Monolito
Volume 63, dedicado à reabertura do Teatro Cultura Artística
16 de abril de 2025
Três encantamentos
Philip Yang
A reabertura do Teatro Cultura Artística nos convida a celebrar três grandes prazeres: o encanto da música, a beleza da arquitetura e a alegria de ver um espaço da cidade pulsando outra vez. Em tempos de mudanças que apagam a história e de fachadas que viram apenas vitrines de vidro, é um alívio ver um lugar que não só ressurge das cinzas, mas que volta com toda a sua força, como se nos dissesse: "Estou aqui e faço parte da cidade. Venham!"
Vamos começar pelo óbvio – ou nem tanto: a música. Para alguns, o Cultura Artística é só um lugar onde se ouve música. Mas o teatro sempre foi muito mais do que isso. Desde sua origem, o espaço foi desenhado para que a música fosse vivida, não apenas ouvida. A renovação do Cultura significa o resgate de uma das melhores curadorias musicais do Brasil.
Desde os seus primórdios, o Teatro Cultura Artística se destacou por uma programação de altíssimo nível, que logo o elevou ao status de um verdadeiro templo da música na cidade. Palco de memoráveis apresentações de artistas consagrados e de novos talentos, o teatro sempre buscou manter um equilíbrio entre tradição e experimentação. Tanto no grande cânone como em repertórios da vanguarda, grandes orquestras e lendários regentes e solistas se alternaram com artistas emergentes que o teatro sempre soube identificar e promover.
Agora, falemos do casco, mas sem aquela ideia de que é só uma "casca". O projeto de Rino Levi é uma aula de como fazer um edifício. O que o incêndio de 2008 destruiu, a reconstrução trouxe de volta com uma reverência cuidadosa. Tombado nas esferas federal, estadual e municipal, o teatro passou por uma reforma, conduzida pelo arquiteto Paulo Bruna, discípulo de Levi, que envolveu a colaboração de especialistas em restauração e respeita suas características originais. A fachada e o foyer térreo e superior foram cuidadosamente recuperados, mantendo as cores e revestimentos do edifício original de 1950.
O mural "Alegoria das Artes", de Emiliano Di Cavalcanti, composto por 1,2 milhão de pastilhas de vidro, foi o primeiro espaço a ser requalificado. A nova sala principal, com 750 lugares, foi concebida com foco na qualidade da projeção do som. Consultores internacionais especializados em salas de concerto colaboraram para garantir que a forma da sala e os materiais utilizados proporcionem uma excelente acústica. Obra da artista Sandra Cinto foi incorporada à sala, não apenas como elemento estético, mas também como recurso funcional de reverberação.

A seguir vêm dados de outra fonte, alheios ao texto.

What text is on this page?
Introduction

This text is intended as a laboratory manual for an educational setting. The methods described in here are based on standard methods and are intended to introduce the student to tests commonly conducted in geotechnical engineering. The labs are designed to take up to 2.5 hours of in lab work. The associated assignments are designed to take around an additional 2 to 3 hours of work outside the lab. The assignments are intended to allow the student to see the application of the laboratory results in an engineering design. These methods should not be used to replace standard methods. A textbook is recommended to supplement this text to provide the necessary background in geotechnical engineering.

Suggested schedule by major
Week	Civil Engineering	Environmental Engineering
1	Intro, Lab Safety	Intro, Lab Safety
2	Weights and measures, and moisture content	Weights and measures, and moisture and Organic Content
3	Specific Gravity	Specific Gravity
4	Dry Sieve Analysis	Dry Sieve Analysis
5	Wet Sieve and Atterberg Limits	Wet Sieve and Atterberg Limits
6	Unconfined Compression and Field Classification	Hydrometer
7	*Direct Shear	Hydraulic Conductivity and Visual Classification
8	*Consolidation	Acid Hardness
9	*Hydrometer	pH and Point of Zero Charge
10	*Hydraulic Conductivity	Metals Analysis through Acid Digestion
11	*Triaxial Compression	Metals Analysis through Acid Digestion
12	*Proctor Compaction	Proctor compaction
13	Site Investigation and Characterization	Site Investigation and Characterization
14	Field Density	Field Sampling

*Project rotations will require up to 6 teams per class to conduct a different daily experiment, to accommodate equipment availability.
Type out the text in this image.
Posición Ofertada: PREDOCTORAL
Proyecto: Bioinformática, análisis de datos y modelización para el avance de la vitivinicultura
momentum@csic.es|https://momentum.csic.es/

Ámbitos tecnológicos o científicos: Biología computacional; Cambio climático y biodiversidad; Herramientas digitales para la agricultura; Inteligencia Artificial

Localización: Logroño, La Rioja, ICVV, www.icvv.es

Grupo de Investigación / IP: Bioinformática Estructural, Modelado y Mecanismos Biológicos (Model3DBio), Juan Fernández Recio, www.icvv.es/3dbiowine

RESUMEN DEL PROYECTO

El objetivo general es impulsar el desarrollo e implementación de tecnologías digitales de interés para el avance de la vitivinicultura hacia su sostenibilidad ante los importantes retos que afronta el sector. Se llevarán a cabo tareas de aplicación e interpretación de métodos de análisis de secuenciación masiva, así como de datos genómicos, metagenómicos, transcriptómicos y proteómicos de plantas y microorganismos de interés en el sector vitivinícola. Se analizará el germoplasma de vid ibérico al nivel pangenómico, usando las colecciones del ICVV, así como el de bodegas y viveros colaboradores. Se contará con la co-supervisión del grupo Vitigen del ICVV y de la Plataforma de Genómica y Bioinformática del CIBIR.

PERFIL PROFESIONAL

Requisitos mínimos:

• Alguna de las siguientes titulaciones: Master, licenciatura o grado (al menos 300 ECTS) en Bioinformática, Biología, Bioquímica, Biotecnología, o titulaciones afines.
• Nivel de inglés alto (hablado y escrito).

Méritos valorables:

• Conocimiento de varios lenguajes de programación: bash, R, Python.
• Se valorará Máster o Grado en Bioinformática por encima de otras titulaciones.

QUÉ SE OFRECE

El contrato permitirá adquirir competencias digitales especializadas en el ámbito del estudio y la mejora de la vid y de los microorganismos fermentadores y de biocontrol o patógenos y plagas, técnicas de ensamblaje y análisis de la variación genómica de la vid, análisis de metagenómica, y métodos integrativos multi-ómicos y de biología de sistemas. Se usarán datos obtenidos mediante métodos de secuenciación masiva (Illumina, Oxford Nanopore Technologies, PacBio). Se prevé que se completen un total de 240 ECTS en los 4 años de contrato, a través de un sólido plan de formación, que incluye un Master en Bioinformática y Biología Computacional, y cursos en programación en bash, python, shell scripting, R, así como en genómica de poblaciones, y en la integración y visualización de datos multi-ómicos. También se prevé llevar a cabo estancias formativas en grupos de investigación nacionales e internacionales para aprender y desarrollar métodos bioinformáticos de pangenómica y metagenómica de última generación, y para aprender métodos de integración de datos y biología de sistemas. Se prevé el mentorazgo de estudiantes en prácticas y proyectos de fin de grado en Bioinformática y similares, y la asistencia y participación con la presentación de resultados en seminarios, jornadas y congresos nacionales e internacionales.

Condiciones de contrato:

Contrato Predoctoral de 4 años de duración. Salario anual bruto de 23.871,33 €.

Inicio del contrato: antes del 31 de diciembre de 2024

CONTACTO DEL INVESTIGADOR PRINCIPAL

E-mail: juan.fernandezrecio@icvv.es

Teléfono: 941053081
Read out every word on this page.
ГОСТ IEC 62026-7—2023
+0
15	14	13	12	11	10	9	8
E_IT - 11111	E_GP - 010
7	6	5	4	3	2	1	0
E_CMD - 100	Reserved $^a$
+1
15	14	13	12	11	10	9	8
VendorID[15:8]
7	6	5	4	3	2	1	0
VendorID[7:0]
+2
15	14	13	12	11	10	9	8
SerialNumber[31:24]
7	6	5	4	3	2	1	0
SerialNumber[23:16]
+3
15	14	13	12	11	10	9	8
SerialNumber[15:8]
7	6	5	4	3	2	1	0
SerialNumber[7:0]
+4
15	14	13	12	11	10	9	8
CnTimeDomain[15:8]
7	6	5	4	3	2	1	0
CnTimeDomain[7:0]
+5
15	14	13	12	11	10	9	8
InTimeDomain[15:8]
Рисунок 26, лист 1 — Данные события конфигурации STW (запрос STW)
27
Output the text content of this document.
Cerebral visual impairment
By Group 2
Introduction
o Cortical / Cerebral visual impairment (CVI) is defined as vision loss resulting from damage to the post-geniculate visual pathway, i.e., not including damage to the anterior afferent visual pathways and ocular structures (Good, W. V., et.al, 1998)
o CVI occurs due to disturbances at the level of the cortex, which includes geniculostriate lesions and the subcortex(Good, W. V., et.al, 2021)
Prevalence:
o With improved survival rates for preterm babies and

Mas não dá para falar da reinauguração do Cultura Artística sem falar de São Paulo. O Teatro não só existe na cidade, mas conversa com ela. O Café do Teatro, a Livraria Megafauna e a fachada transparente dão a sensação de que o prédio faz parte da rua. Com tudo isso renovado, o Cultura Artística voltou, talvez até com mais força.
Ele é o mesmo, mas agora parece que percebemos ainda mais o quanto ele é essencial. Porque São Paulo precisa de espaços assim. E, convenhamos, quem não gosta de passar pela Rua Nestor Pestana e ver aquele prédio imponente, mas ao mesmo tempo acolhedor, como quem diz: “Entra, tudo isso também é seu”?
Não é um prédio que se fecha, isolado em si mesmo. É um lugar que convida, que se abre. Agora, com o movimento dos concertos, ensaios, atividades educacionais e o bom agito da livraria e do café, esse convite está ainda mais explícito. Você não precisa estar lá só para ver um espetáculo; pode parar para desfrutar o espaço, passear, folhear um livro e contemplar a Praça Roosevelt pela janela e admirar o entorno agora iluminado pela luzes do teatro.
O Cultura Artística, ao se abrir para a rua, também ajuda a trazer mais vida para essa área. A cidade ganha vibrância nesses espaços. Estamos falando de um bairro que, nas últimas décadas, passou por transformações incríveis. E o teatro vira uma nova âncora para isso: um ponto de referência, um lugar de encontros. Mais do que um espaço cultural, o Cultura Artística é uma parte da engrenagem que faz São Paulo girar, que liga as pessoas, que mistura o espetáculo com o cotidiano.
A reinauguração do Teatro Cultura Artística é uma chance de ver, ouvir e viver a cidade de um jeito renovado. É música, arquitetura e vida urbana se encontrando, se misturando, se transformando. No fim das contas, o Cultura Artística não é só um teatro que ressurgiu. É um convite para fruir a cidade, para lembrar que, apesar de tudo, sempre há espaço para beleza e convívio em São Paulo.
Philip Yang é fundador do Instituto URBEM.